A recuperação pode ser mais eficaz e rápida devido ao aleitamento materno? Explique.
Não existem dados na literatura para afirmar benefícios no prognóstico das pacientes com câncer com a prática de aleitamento, somente vantagens ao lactente a respeito de menor incidência de mortalidade infantil, desnutrição, quadros alérgicos com repercussões respiratórias e intestinais, e melhor desenvolvimento social e neuropsicomotor.
Pode influenciar na qualidade e quantidade (produção de leite), tratando-se da mama afetada?
A mama afetada não interfere na qualidade do leite, porém a quantidade de produção láctea está condicionada ao grau de acometimento anatômico e radioterápico.
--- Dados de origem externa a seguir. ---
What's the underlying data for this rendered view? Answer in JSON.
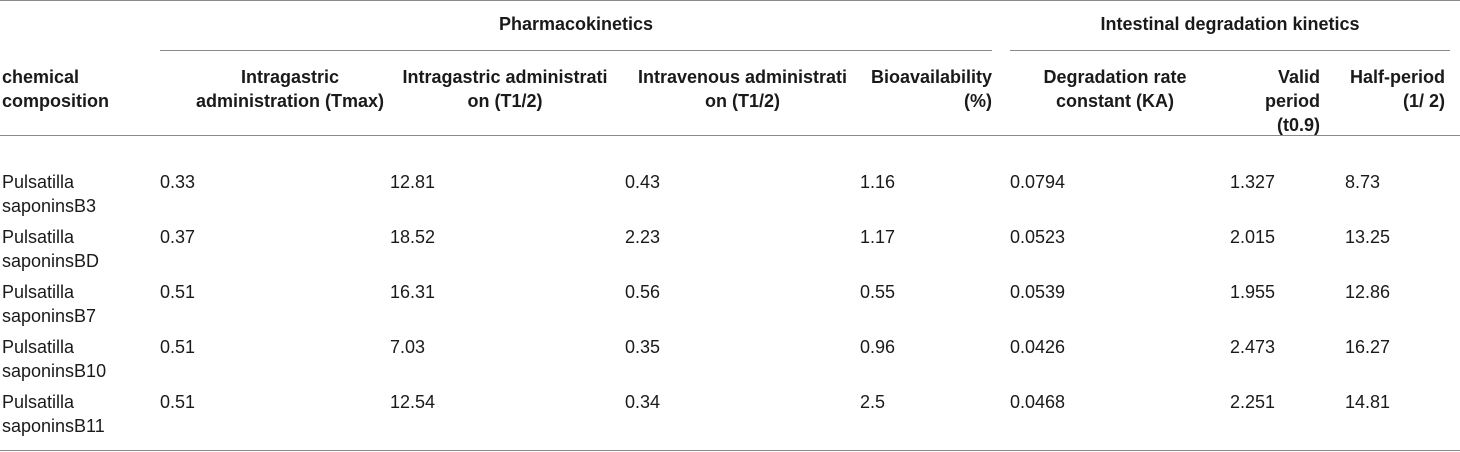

Os polivitamínicos podem ajudar na prevenção dessa doença?
Na dieta de pacientes com câncer de mama recomenda-se alto teor em gordura poliinsaturada e pobre em produtos que tenham gordura saturada, como também rico em fibras e alimentos que contenham vitaminas C e D. A suplementação de polivitamínicos no pré-natal visa a formação e desenvolvimento do feto adequadas e trata as anemias nutricionais específicas e as causadas pela carência de ferro e ácido fólico.